O Estadão apurou que o governador do Mato Grosso do Sul, Eduardo Riedel (PSDB), telefonou para senadores horas após a divulgação do relatório de Eduardo Braga para demonstrar preocupação. O capixaba Renato Casagrande (PSB) e o mato-grossense Mauro Mendes (União) também se dizem contra a divisão proposta, e começaram a se articular para tentar alterar os critérios de distribuição.
“Eu reputo este relatório desconectado com a realidade tributária e com a realidade econômica do País”, disse o governador Mauro Mendes ao Estadão. “Como as regiões mais desenvolvidas recebem mais dinheiro do que as regiões menos desenvolvidas? Isso é fundo de desenvolvimento regional? Isso é um absurdo, contraria o conceito do próprio nome do fundo.”
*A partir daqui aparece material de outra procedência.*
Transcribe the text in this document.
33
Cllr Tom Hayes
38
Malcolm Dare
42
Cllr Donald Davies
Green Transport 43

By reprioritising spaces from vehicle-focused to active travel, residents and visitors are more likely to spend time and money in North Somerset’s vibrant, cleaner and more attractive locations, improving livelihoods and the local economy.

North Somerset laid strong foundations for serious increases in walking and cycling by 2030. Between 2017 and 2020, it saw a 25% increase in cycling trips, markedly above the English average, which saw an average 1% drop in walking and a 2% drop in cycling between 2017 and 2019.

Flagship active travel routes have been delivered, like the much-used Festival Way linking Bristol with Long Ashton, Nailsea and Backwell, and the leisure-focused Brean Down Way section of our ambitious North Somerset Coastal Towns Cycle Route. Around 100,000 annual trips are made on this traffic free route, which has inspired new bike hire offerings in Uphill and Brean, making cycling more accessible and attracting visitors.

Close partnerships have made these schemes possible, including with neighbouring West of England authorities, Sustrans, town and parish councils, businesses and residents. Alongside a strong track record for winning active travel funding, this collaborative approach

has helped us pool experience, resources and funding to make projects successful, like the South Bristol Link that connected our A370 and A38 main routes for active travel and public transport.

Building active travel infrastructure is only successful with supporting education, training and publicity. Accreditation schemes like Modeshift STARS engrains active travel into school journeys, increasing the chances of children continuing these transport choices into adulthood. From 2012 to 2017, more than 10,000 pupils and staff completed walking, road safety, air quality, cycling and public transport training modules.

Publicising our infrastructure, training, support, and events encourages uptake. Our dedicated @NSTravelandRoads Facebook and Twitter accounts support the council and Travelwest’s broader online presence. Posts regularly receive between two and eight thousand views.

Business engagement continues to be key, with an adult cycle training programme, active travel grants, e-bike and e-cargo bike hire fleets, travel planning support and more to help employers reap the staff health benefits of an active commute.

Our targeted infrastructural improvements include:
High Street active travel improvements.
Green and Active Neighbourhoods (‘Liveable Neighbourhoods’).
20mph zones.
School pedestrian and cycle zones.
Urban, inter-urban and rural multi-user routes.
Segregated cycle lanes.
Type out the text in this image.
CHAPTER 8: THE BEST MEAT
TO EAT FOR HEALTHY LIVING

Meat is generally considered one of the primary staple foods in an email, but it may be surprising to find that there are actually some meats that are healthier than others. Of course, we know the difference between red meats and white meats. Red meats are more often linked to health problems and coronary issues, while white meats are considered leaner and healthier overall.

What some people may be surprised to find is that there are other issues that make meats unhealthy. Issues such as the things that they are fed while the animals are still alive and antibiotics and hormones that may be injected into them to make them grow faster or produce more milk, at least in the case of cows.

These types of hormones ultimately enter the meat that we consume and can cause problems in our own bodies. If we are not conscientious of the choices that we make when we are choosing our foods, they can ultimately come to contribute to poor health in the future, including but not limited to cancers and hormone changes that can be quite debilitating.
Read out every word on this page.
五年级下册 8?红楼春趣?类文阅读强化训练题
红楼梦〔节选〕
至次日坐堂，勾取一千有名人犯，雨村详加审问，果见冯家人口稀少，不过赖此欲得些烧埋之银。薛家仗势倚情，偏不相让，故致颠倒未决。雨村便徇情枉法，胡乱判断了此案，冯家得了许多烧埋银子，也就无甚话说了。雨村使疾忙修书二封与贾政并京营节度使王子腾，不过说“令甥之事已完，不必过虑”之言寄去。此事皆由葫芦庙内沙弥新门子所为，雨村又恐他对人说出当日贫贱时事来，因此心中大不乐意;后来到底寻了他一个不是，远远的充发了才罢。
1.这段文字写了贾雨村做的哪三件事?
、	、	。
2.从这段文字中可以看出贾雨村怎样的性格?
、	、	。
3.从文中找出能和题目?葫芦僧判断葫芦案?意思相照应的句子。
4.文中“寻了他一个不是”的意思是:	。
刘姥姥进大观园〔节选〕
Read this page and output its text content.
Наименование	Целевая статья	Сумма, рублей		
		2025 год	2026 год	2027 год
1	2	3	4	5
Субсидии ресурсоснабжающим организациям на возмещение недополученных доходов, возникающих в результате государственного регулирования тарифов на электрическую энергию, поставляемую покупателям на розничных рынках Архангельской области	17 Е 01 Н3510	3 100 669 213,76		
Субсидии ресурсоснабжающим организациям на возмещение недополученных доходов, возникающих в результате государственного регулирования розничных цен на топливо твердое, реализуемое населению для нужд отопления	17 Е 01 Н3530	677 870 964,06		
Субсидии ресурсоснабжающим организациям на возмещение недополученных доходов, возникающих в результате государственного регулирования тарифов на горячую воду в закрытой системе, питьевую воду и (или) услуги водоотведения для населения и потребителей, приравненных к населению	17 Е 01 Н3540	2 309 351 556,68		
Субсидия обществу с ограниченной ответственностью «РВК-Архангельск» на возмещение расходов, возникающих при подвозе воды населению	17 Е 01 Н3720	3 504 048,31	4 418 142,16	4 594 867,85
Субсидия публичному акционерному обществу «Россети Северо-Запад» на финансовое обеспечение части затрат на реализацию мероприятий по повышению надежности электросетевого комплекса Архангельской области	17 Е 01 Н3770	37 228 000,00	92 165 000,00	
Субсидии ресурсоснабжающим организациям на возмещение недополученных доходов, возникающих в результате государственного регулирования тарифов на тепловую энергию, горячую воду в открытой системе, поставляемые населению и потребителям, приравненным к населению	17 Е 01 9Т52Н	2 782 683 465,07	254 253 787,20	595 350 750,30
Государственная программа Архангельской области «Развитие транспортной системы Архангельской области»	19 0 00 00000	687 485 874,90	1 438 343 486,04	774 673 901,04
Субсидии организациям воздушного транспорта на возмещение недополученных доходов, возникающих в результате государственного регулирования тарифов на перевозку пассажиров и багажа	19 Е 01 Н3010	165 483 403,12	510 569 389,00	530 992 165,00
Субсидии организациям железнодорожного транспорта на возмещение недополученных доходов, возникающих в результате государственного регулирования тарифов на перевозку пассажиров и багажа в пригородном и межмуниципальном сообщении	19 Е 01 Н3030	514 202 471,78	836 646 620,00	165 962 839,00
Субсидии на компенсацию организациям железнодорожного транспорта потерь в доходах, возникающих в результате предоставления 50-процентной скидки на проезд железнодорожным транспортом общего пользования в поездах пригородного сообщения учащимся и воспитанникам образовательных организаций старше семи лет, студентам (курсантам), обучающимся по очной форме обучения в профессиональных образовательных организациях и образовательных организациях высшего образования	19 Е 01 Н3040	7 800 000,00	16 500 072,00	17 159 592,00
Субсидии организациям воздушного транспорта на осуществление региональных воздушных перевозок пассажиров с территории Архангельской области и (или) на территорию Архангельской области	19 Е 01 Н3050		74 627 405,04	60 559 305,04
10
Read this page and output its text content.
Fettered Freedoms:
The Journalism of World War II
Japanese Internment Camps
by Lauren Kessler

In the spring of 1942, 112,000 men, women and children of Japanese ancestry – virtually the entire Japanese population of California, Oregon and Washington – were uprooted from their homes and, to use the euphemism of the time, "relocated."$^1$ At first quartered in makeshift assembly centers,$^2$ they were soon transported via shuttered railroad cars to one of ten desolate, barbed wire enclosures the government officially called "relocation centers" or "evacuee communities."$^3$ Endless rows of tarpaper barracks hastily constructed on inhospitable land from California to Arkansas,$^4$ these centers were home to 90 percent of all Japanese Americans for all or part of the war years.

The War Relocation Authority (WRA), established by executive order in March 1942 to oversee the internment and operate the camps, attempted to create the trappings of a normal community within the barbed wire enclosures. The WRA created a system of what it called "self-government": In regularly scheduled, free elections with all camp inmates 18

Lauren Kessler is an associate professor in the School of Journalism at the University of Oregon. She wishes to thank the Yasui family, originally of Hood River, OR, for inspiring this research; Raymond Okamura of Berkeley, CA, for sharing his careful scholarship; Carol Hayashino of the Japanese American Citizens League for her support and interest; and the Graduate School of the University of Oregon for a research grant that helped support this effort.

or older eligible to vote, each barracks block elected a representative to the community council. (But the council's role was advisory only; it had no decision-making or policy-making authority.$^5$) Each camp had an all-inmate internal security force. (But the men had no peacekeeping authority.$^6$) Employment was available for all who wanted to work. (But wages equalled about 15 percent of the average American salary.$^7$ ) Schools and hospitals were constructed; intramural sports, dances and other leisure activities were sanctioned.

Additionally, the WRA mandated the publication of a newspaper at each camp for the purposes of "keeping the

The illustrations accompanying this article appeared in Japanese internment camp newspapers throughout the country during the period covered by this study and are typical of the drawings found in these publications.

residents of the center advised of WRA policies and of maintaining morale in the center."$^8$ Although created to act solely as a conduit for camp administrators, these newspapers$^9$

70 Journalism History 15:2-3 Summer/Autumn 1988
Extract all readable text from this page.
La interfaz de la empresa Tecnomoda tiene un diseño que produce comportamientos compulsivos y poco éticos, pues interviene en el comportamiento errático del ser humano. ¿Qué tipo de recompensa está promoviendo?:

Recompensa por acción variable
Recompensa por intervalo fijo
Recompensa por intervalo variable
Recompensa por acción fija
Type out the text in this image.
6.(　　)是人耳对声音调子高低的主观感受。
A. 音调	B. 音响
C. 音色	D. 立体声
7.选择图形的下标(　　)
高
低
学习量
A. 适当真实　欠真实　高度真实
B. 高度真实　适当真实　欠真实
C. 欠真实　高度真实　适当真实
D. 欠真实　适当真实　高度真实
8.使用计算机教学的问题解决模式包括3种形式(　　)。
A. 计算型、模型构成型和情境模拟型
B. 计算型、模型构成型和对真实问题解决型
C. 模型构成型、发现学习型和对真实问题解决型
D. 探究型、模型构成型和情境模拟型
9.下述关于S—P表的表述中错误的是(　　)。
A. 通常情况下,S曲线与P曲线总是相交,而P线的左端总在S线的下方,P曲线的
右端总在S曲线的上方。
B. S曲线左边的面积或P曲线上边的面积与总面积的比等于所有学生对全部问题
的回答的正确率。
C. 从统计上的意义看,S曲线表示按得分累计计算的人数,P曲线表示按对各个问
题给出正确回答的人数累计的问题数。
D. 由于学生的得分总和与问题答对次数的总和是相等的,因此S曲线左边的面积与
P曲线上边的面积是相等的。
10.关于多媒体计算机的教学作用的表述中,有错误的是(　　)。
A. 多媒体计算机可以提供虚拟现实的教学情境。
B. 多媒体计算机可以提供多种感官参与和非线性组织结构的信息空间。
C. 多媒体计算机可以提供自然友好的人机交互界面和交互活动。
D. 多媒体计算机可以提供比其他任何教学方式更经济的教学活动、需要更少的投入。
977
O argumento de Mendes é que a demanda por infraestrutura nova no Mato Grosso é muito maior do que em São Paulo. “Todas as estradas estaduais paulistas estão asfaltadas; eu tenho 25 mil quilômetros de rodovia para asfaltar ainda em Mato Grosso”, disse.
FPE gera questionamentos
Em seu relatório, Braga adotou o Fundo de Participação dos Estados (FPE) para distribuir 70% dos recursos. A parte restante (30%) será dividida segundo o tamanho da população.
A solução encontrada pelo relator para dividir os recursos do fundo e abarcar a briga em torno do partilha da cifra bilionário foi de adotar um modelo que já era usado, o FPE, mas que já vinha sofrendo críticas.
A própria fórmula de cálculo do FPE já embute indicador que leva em conta a população, mas com um teto e piso – só que a população conta muito pouco.
Em relatório distribuído a clientes da XP, o economista Marcos Mendes, que é pesquisador associado do Insper, afirma que a fórmula do FPE tem problemas.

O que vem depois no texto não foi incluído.